Menurut Devaraj dkk. (2010), ekstrak etanol dari temulawak (Curcuma
xanthorrhiza L.) dosis 0,5 mg/gBB/oral/hari selama 7 hari dapat mengurangi
gejala hati berlemak pada tikus akibat pemberian alkohol dan memiliki efek
hepatoprotektif sebagai pengobatan yang efektif untuk penyakit hati akut.
Pemberian serbuk rimpang temu putih (Curcuma zedoaria Rosc.) dosis 1 mg/gBB

efektif untuk mengurangi kerusakan struktur mikroanatomi hati mencit akibat


alkohol (Lisdiana, 2004).
Hati menjadi organ sasaran toksikan karena sebagian besar toksikan
memasuki tubuh melalui sistem pencernaan, dan setelah diabsorpsi, toksikan
dibawa oleh vena porta ke hati (Lu, 1995).

1.6;

Hipotesis
Berdasarkan uraian pada kerangka pemikiran, dapat ditarik beberapa

hipotesis sebagai berikut:


1;

Ekstrak temulawak dapat memperbaiki kerusakan struktur morfologis dan


histologis hati mencit setelah pemberian Pb asetat;

2;

Terdapat dosis optimum ekstrak temulawak yang dapat memperbaiki


kerusakan struktur morfologis dan histologis hati mencit setelah
pemberian Pb asetat.

1.7;

Metodologi Penelitian
Penelitian ini dilakukan dengan metode eksperimental di laboratorium

menggunakan Rancangan Acak Lengkap (RAL), dengan 5 perlakuan yang terdiri


dari: (1.) Kontrol negatif (K-), hewan uji hanya diberi CMC 0,5% selama 21 hari;
(2.) Kontrol positif (K+), hewan uji diberi Pb asetat dosis 0,4 mg/gBB/oral/hari
selama 14 hari; (3.) T1, hewan uji diberi Pb asetat dosis 0,4 mg/gBB/oral/hari
selama 14 hari dan satu hari setelahnya diberi ekstrak temulawak dosis 0,7
mg/gBB/oral/hari selama 7 hari; (4.) T2, hewan uji diberi Pb asetat dosis 0,4
mg/gBB/oral/hari selama 14 hari dan satu hari setelahnya diberi ekstrak
temulawak dosis 0,8 mg/gBB/oral/hari selama 7 hari; (5.) T3, hewan uji diberi Pb

asetat dosis 0,4 mg/gBB/oral/hari selama 14 hari dan satu hari setelahnya diberi
ekstrak temulawak dosis 1 mg/gBB/oral/hari selama 7 hari.
Masing-masing perlakuan diulang sebanyak 5 kali.
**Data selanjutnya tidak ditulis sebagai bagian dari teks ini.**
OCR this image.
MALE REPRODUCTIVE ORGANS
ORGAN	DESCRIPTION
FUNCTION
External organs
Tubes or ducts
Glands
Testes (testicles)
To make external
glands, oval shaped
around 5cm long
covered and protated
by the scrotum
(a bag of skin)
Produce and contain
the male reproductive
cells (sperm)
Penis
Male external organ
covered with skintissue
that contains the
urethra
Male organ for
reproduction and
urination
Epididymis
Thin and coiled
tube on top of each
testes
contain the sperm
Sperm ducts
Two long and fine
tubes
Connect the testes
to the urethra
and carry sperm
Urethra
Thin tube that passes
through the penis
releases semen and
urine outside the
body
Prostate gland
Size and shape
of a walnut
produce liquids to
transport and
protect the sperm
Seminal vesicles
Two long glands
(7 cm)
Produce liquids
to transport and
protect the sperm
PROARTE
Penelitian ini
menggunakan 25 ekor mencit jantan umur 3 bulan dan berat badan rata-rata 30
gram, dengan koefisien variasi maksimal 10%. Mencit diberi minum air ledeng
dan pakan pelet.
Parameter yang diamati adalah: struktur morfologis hati mencit meliputi:
warna, struktur permukaan, dan konsistensi; dan struktur histologis hati mencit
meliputi: inti sel hati, sitoplasma, susunan sel, vena sentralis, dan sinusoid.
Untuk menganalisis data hasil penelitian dibuat skor-skor yang dilanjutkan
dengan uji Kruskal-Wallis dengan taraf kepercayaan 95% (Santoso, 1999).
Apabila diperoleh hasil yang signifikan dilanjutkan dengan uji Multiple
Comparison dengan taraf kepercayaan 95% (Sudjana, 2001).

1.8;

Lokasi dan Waktu Penelitian


Penelitian ini dilakukan di Laboratorium Mikroteknik Hewan Jurusan

Biologi, Fakultas Matematika dan Ilmu Pengetahuan Alam, Universitas


Padjadjaran, Jatinangor. Waktu penelitian dilakukan dari bulan Desember 2011Januari 2012.